A faster approach
It's possible to solve this in $O(\binom{n}{t} \cdot n)$ operations, i.e., at most $O(n^{t+1})$ operations. This is faster than the algorithm you describe in your question by about a factor of $t!$, but probably still not fast enough to be feasible for your parameters.
The idea is to enumerate all possible subsets of $t$ elements. We'll try all possible choices for $S$, the set of elements that occur in positions $1,2,\dots,t$ (without regard to what order they appear in). There are $\binom{n}{t}$ such choices for $S$.
For each choice of $S$, we separately (i) count the number of ways to order the elements of $S$ so that the first $t$ elements satisfy the first condition, and (ii) count the number of ways to order the elements of $\{1,2,\dots,n\}\setminus S$ so that the last $n-t$ elements satisfy the second condition. Then, we multiply these two counts.
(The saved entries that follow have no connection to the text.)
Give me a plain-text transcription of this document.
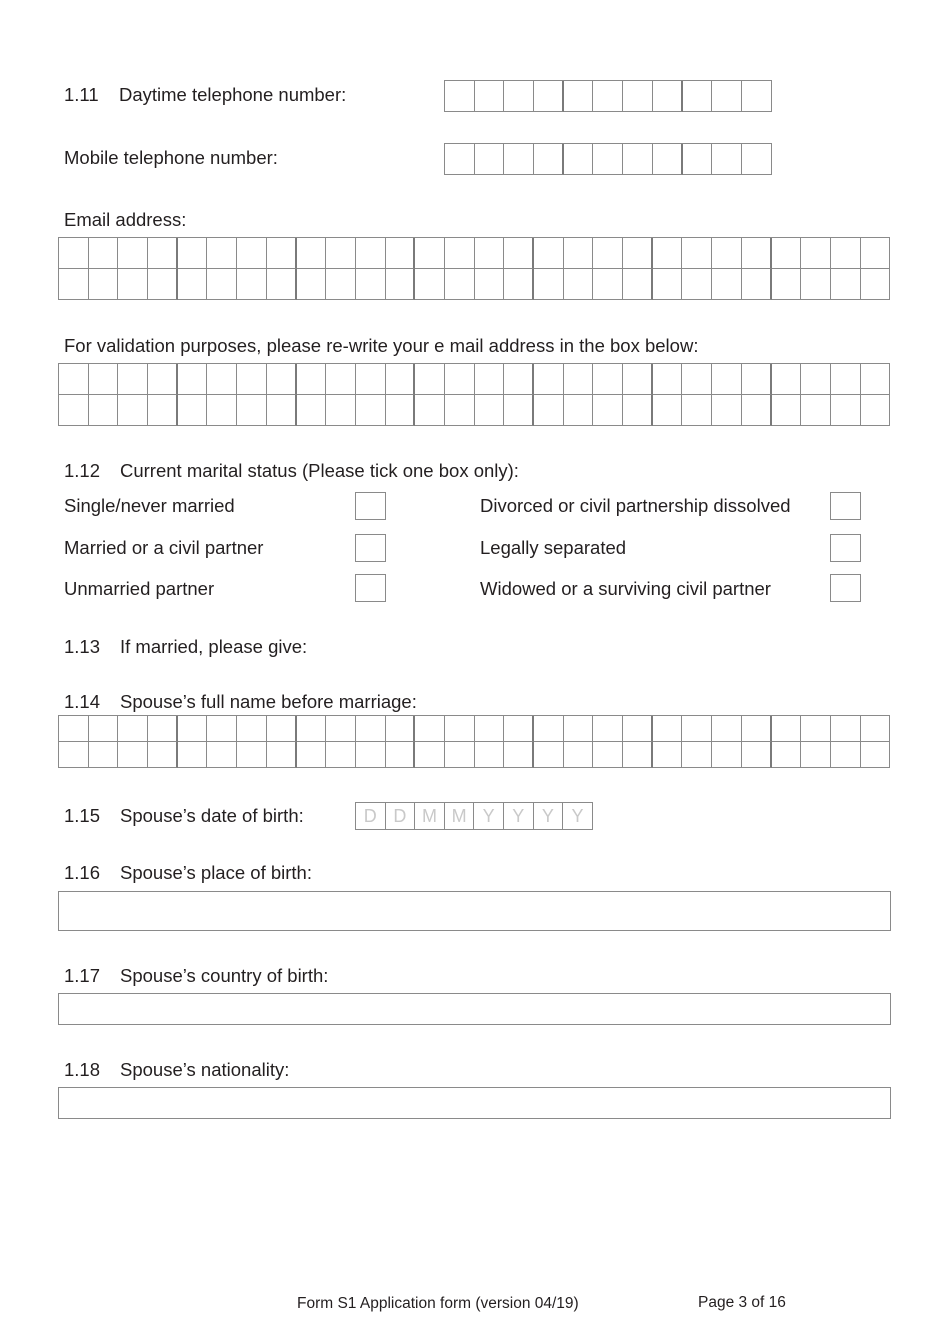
1.11 Daytime telephone number:
Mobile telephone number:
Email address:
For validation purposes, please re-write your e mail address in the box below:
1.12 Current marital status (Please tick one box only):
Single/never married
Married or a civil partner
Unmarried partner
Divorced or civil partnership dissolved
Legally separated
Widowed or a surviving civil partner
1.13 If married, please give:
1.14 Spouse’s full name before marriage:
1.15 Spouse’s date of birth:	D D M M Y Y Y Y
1.16 Spouse’s place of birth:
1.17 Spouse’s country of birth:
1.18 Spouse’s nationality:
Form S1 Application form (version 04/19)	Page 3 of 16
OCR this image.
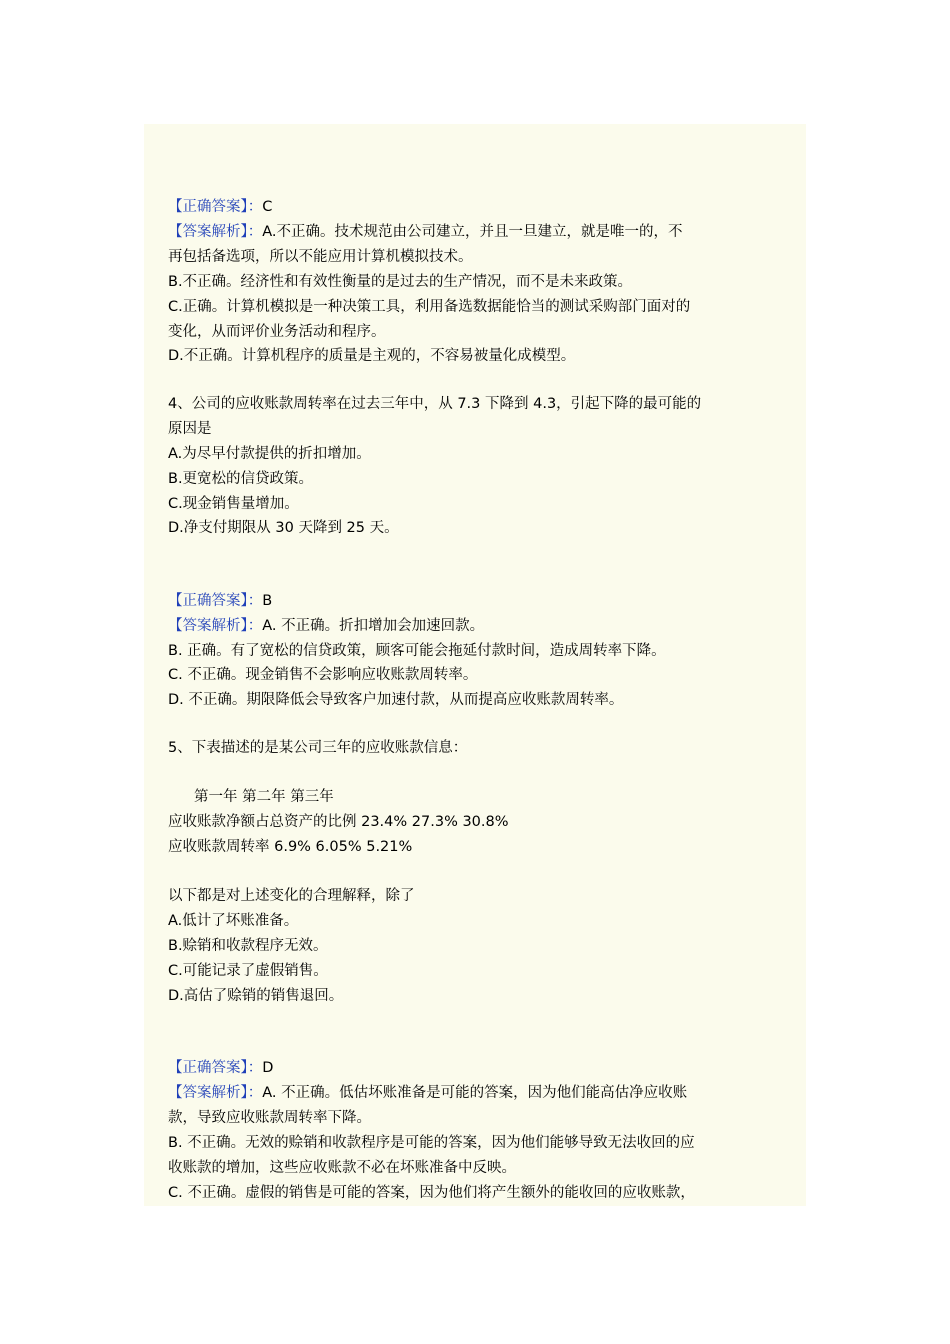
【正确答案】：C
【答案解析】：A.不正确。技术规范由公司建立，并且一旦建立，就是唯一的，不
再包括备选项，所以不能应用计算机模拟技术。
B.不正确。经济性和有效性衡量的是过去的生产情况，而不是未来政策。
C.正确。计算机模拟是一种决策工具，利用备选数据能恰当的测试采购部门面对的
变化，从而评价业务活动和程序。
D.不正确。计算机程序的质量是主观的，不容易被量化成模型。
4、公司的应收账款周转率在过去三年中，从 7.3 下降到 4.3，引起下降的最可能的
原因是
A.为尽早付款提供的折扣增加。
B.更宽松的信贷政策。
C.现金销售量增加。
D.净支付期限从 30 天降到 25 天。
【正确答案】：B
【答案解析】：A. 不正确。折扣增加会加速回款。
B. 正确。有了宽松的信贷政策，顾客可能会拖延付款时间，造成周转率下降。
C. 不正确。现金销售不会影响应收账款周转率。
D. 不正确。期限降低会导致客户加速付款，从而提高应收账款周转率。
5、下表描述的是某公司三年的应收账款信息：
第一年 第二年 第三年
应收账款净额占总资产的比例 23.4% 27.3% 30.8%
应收账款周转率 6.9% 6.05% 5.21%
以下都是对上述变化的合理解释，除了
A.低计了坏账准备。
B.赊销和收款程序无效。
C.可能记录了虚假销售。
D.高估了赊销的销售退回。
【正确答案】：D
【答案解析】：A. 不正确。低估坏账准备是可能的答案，因为他们能高估净应收账
款，导致应收账款周转率下降。
B. 不正确。无效的赊销和收款程序是可能的答案，因为他们能够导致无法收回的应
收账款的增加，这些应收账款不必在坏账准备中反映。
C. 不正确。虚假的销售是可能的答案，因为他们将产生额外的能收回的应收账款，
Each of those counts can be computed efficiently. For instance, to compute count (i), we compute
$$g(t) \times (g(t-1)-1) \times (g(t-2)-2) \times \dots \times (g(1)-(t-1)),$$
where $g(i) = |S \cap \{1,2,\dots,f(i)\}|$ counts the number of elements of $S$ that could potentially be used at position $i$ without violating the first condition (i.e., the number of elements of $S$ that are $\le f(i)$). Similarly, to compute count (ii), we compute
$$h(t+1) \times (h(t+2)-1) \times (h(t+3)-2) \times \dots \times (h(n)-(n-t+1)),$$
where $h(i) = |\overline{S} \cap \{f(i),\dots,n\}|$.
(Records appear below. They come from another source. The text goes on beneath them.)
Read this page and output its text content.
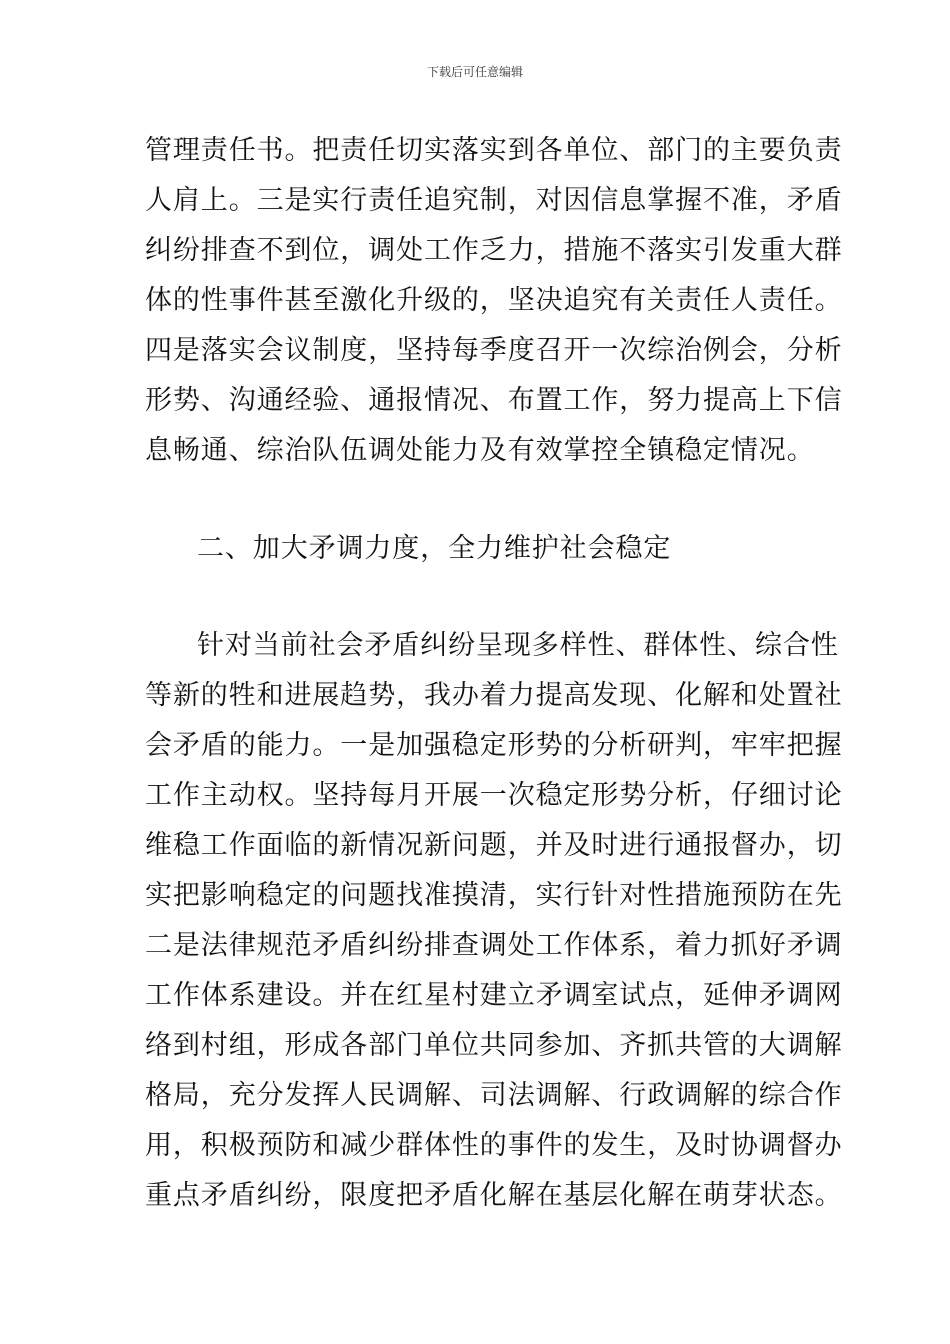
下载后可任意编辑
管理责任书。把责任切实落实到各单位、部门的主要负责
人肩上。三是实行责任追究制，对因信息掌握不准，矛盾
纠纷排查不到位，调处工作乏力，措施不落实引发重大群
体的性事件甚至激化升级的，坚决追究有关责任人责任。
四是落实会议制度，坚持每季度召开一次综治例会，分析
形势、沟通经验、通报情况、布置工作，努力提高上下信
息畅通、综治队伍调处能力及有效掌控全镇稳定情况。
二、加大矛调力度，全力维护社会稳定
针对当前社会矛盾纠纷呈现多样性、群体性、综合性
等新的牲和进展趋势，我办着力提高发现、化解和处置社
会矛盾的能力。一是加强稳定形势的分析研判，牢牢把握
工作主动权。坚持每月开展一次稳定形势分析，仔细讨论
维稳工作面临的新情况新问题，并及时进行通报督办，切
实把影响稳定的问题找准摸清，实行针对性措施预防在先
二是法律规范矛盾纠纷排查调处工作体系，着力抓好矛调
工作体系建设。并在红星村建立矛调室试点，延伸矛调网
络到村组，形成各部门单位共同参加、齐抓共管的大调解
格局，充分发挥人民调解、司法调解、行政调解的综合作
用，积极预防和减少群体性的事件的发生，及时协调督办
重点矛盾纠纷，限度把矛盾化解在基层化解在萌芽状态。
These two counts can be computed using $O(n)$ operations, leading to the claimed running time.
A further optimization
You can further optimize this, by splitting $S$ into two parts. Decompose $S$ into
$$S = S_1 \cup S_2,$$
where $S_1 \cap S_2 = \emptyset$, by defining
$$\begin{align*}
S_1 &= S \cap \{f(t+1),f(t+1)+1,\dots,n-1,n\}\\
S_2 &= S \cap \{1,2,3,\dots,f(t+1)-1\}.
\end{align*}$$
Now notice that to count (ii), we don't actually need to know both $S_1$ and $S_2$: it's enough to know $|S_1|$ and $S_2$: the exact elements in $S_1$ don't change the count (by a relabelling argument), since they're all $\ge f(j)$ for all $j>t$.
Furthermore, since $|S|=t$ and $|S|=|S_1|+|S_2|$, it suffices to know $S_2$. Once we know $S_2$, we can compute $|S_1|=t-|S_2|$ and then compute count (ii).
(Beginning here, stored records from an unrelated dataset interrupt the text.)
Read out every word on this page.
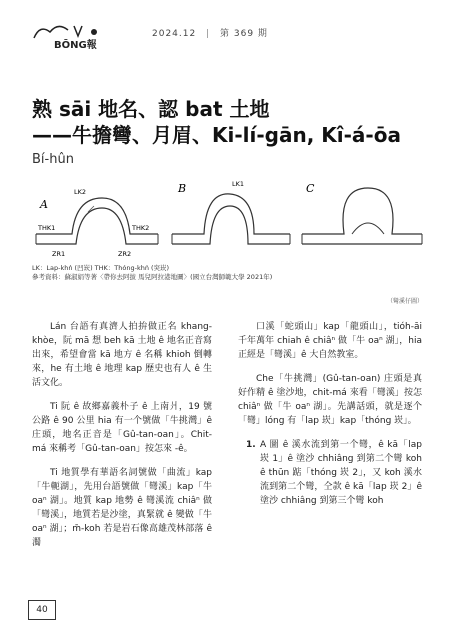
BŌNG報
2024.12 | 第 369 期
熟 sāi 地名、認 bat 土地
——牛擔彎、月眉、Ki-lí-gān, Kî-á-ōa
Bí-hûn
A
B	C
LK2
LK1
THK1	THK2
ZR1	ZR2
LK：Lap-khǹ (凹崁) THK：Thóng-khǹ (突崁)
參考資料：蘇淑娟等著〈帶你去阿拔 馬兒阿拉港地圖〉(國立台灣師範大學 2021年)
（彎溪仔圖）

Lán 台語有真濟人拍拚做正名 khang-khòe，阮 mā 想 beh kā 土地 ê 地名正音寫出來，希望會當 kā 地方 ê 名稱 khioh 倒轉來，he 有土地 ê 地理 kap 歷史也有人 ê 生活文化。

Ti 阮 ê 故鄉嘉義朴子 ê 上南爿，19 號公路 ê 90 公里 hia 有一个號做「牛挑灣」ê 庄頭，地名正音是「Gû-tan-oan」。Chit-má 來稱考「Gû-tan-oan」按怎來 -ê。

Ti 地質學有華語名詞號做「曲流」kap「牛軛湖」，先用台語號做「彎溪」kap「牛 oaⁿ 湖」。地質 kap 地勢 ê 彎溪流 chiâⁿ 做「彎溪」，地質若是沙塗，真緊就 ê 變做「牛 oaⁿ 湖」；m̄-koh 若是岩石像高雄茂林部落 ê 濁

口溪「蛇頭山」kap「龍頭山」，tióh-āi 千年萬年 chiah ê chiâⁿ 做「牛 oaⁿ 湖」，hia 正經是「彎溪」ê 大自然教室。

Che「牛挑灣」(Gû-tan-oan) 庄頭是真好作精 ê 塗沙地，chit-má 來看「彎溪」按怎 chiâⁿ 做「牛 oaⁿ 湖」。先講話頭，就是逐个「彎」lóng 有「lap 崁」kap「thóng 崁」。

1. A 圖 ê 溪水流到第一个彎，ê kā「lap 崁 1」ê 塗沙 chhiâng 到第二个彎 koh ê thūn 踮「thóng 崁 2」，又 koh 溪水流到第二个彎，仝款 ê kā「lap 崁 2」ê 塗沙 chhiâng 到第三个彎 koh
40
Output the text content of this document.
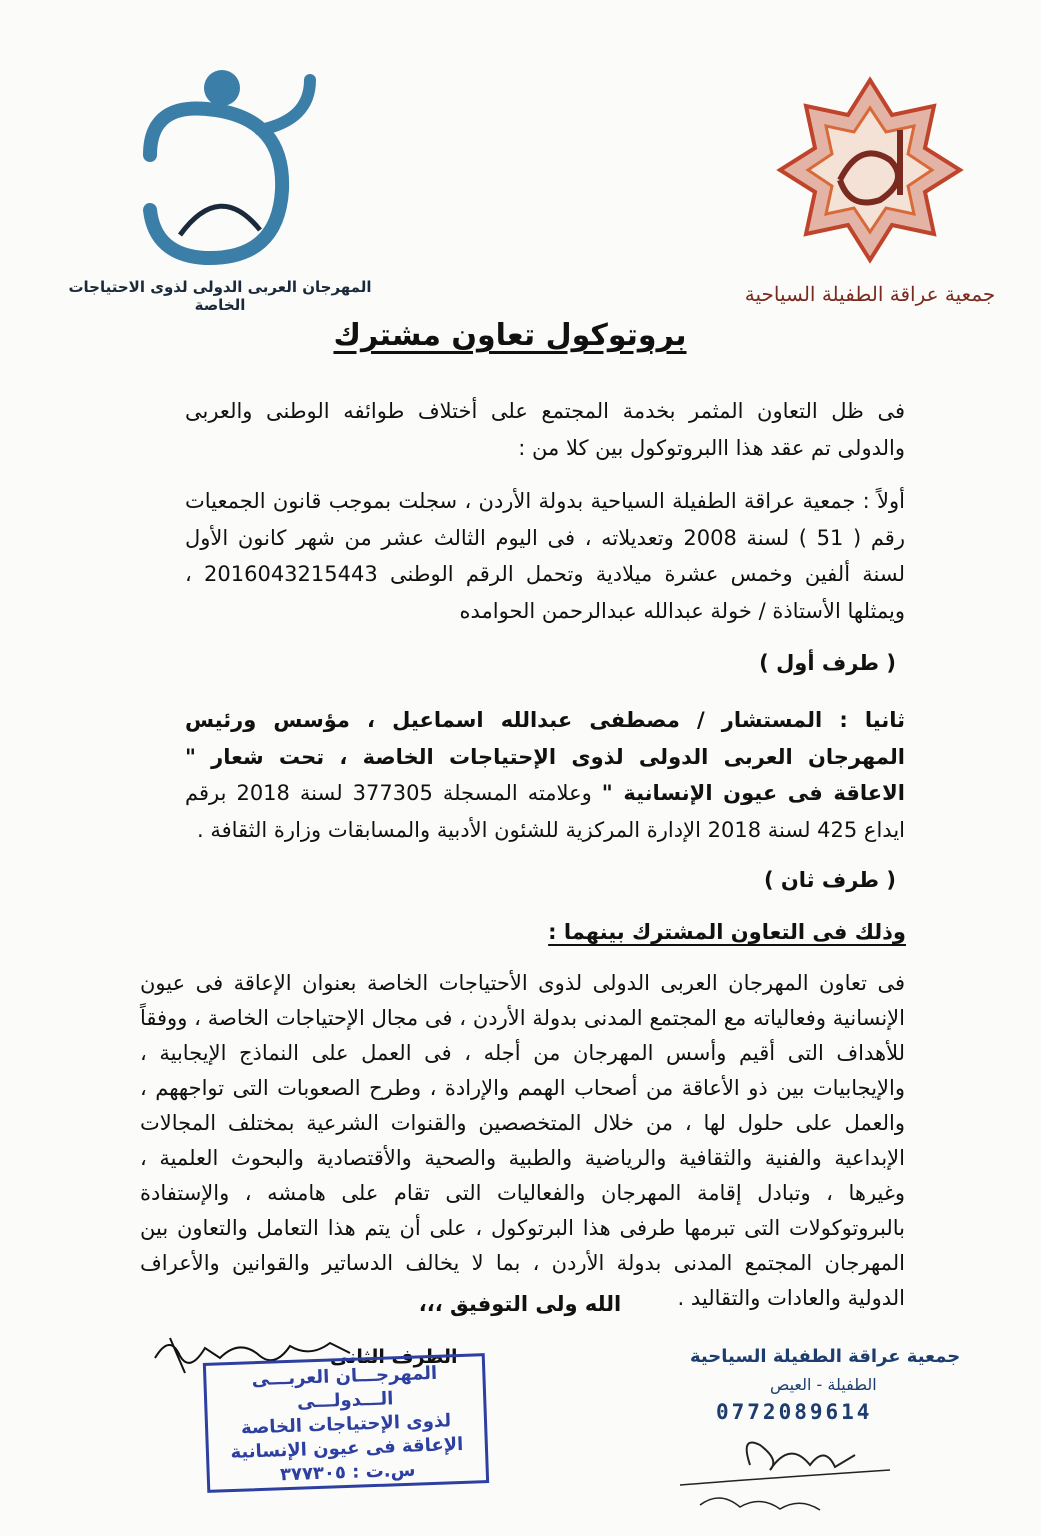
المهرجان العربى الدولى لذوى الاحتياجات الخاصة	جمعية عراقة الطفيلة السياحية
بروتوكول تعاون مشترك
فى ظل التعاون المثمر بخدمة المجتمع على أختلاف طوائفه الوطنى والعربى والدولى تم عقد هذا االبروتوكول بين كلا من :
أولاً : جمعية عراقة الطفيلة السياحية بدولة الأردن ، سجلت بموجب قانون الجمعيات رقم ( 51 ) لسنة 2008 وتعديلاته ، فى اليوم الثالث عشر من شهر كانون الأول لسنة ألفين وخمس عشرة ميلادية وتحمل الرقم الوطنى 2016043215443 ، ويمثلها الأستاذة / خولة عبدالله عبدالرحمن الحوامده
( طرف أول )
ثانيا : المستشار / مصطفى عبدالله اسماعيل ، مؤسس ورئيس المهرجان العربى الدولى لذوى الإحتياجات الخاصة ، تحت شعار " الاعاقة فى عيون الإنسانية " وعلامته المسجلة 377305 لسنة 2018 برقم ايداع 425 لسنة 2018 الإدارة المركزية للشئون الأدبية والمسابقات وزارة الثقافة .
( طرف ثان )
وذلك فى التعاون المشترك بينهما :
فى تعاون المهرجان العربى الدولى لذوى الأحتياجات الخاصة بعنوان الإعاقة فى عيون الإنسانية وفعالياته مع المجتمع المدنى بدولة الأردن ، فى مجال الإحتياجات الخاصة ، ووفقاً للأهداف التى أقيم وأسس المهرجان من أجله ، فى العمل على النماذج الإيجابية ، والإيجابيات بين ذو الأعاقة من أصحاب الهمم والإرادة ، وطرح الصعوبات التى تواجههم ، والعمل على حلول لها ، من خلال المتخصصين والقنوات الشرعية بمختلف المجالات الإبداعية والفنية والثقافية والرياضية والطبية والصحية والأقتصادية والبحوث العلمية ، وغيرها ، وتبادل إقامة المهرجان والفعاليات التى تقام على هامشه ، والإستفادة بالبروتوكولات التى تبرمها طرفى هذا البرتوكول ، على أن يتم هذا التعامل والتعاون بين المهرجان المجتمع المدنى بدولة الأردن ، بما لا يخالف الدساتير والقوانين والأعراف الدولية والعادات والتقاليد .
الله ولى التوفيق ،،،
الطرف الثانى
المهرجـــان العربـــى الـــدولـــى
لذوى الإحتياجات الخاصة
الإعاقة فى عيون الإنسانية
س.ت : ٣٧٧٣٠٥
جمعية عراقة الطفيلة السياحية
الطفيلة - العيص
0772089614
Similarly, once we know $S_2$, we can also compute count (i).
So, we're going to enumerate all possible values for $S_2$, i.e., all subsets of $\{1,2,3,\dots,f(t+1)-1\}$ of size $\le t$. There are
$$Q = \binom{f(t+1)-1}{t} + \dots + \binom{f(t+1)-1}{1} + \binom{f(t+1)-1}{0}$$
possible choices for $S_2$. Then we obtain an algorithm whose running time is $O(Q \cdot n)$. The exact value of $Q$ depends on $f(t+1)$, but we have $Q = O(f(t+1)^t)$.
In this way we obtain an algorithm whose running time is $O(f(t+1)^t \cdot n)$. For many choices of $f$, this will be even faster than the basic approach sketched at the beginning of this answer.
Also, it's easy to see that we must have $f(t+1) \ge n-t+1$ (otherwise the count is 0). It follows that there is an algorithm whose worst-case running time is $O((n-t)^t \cdot n)$, regardless of $f$.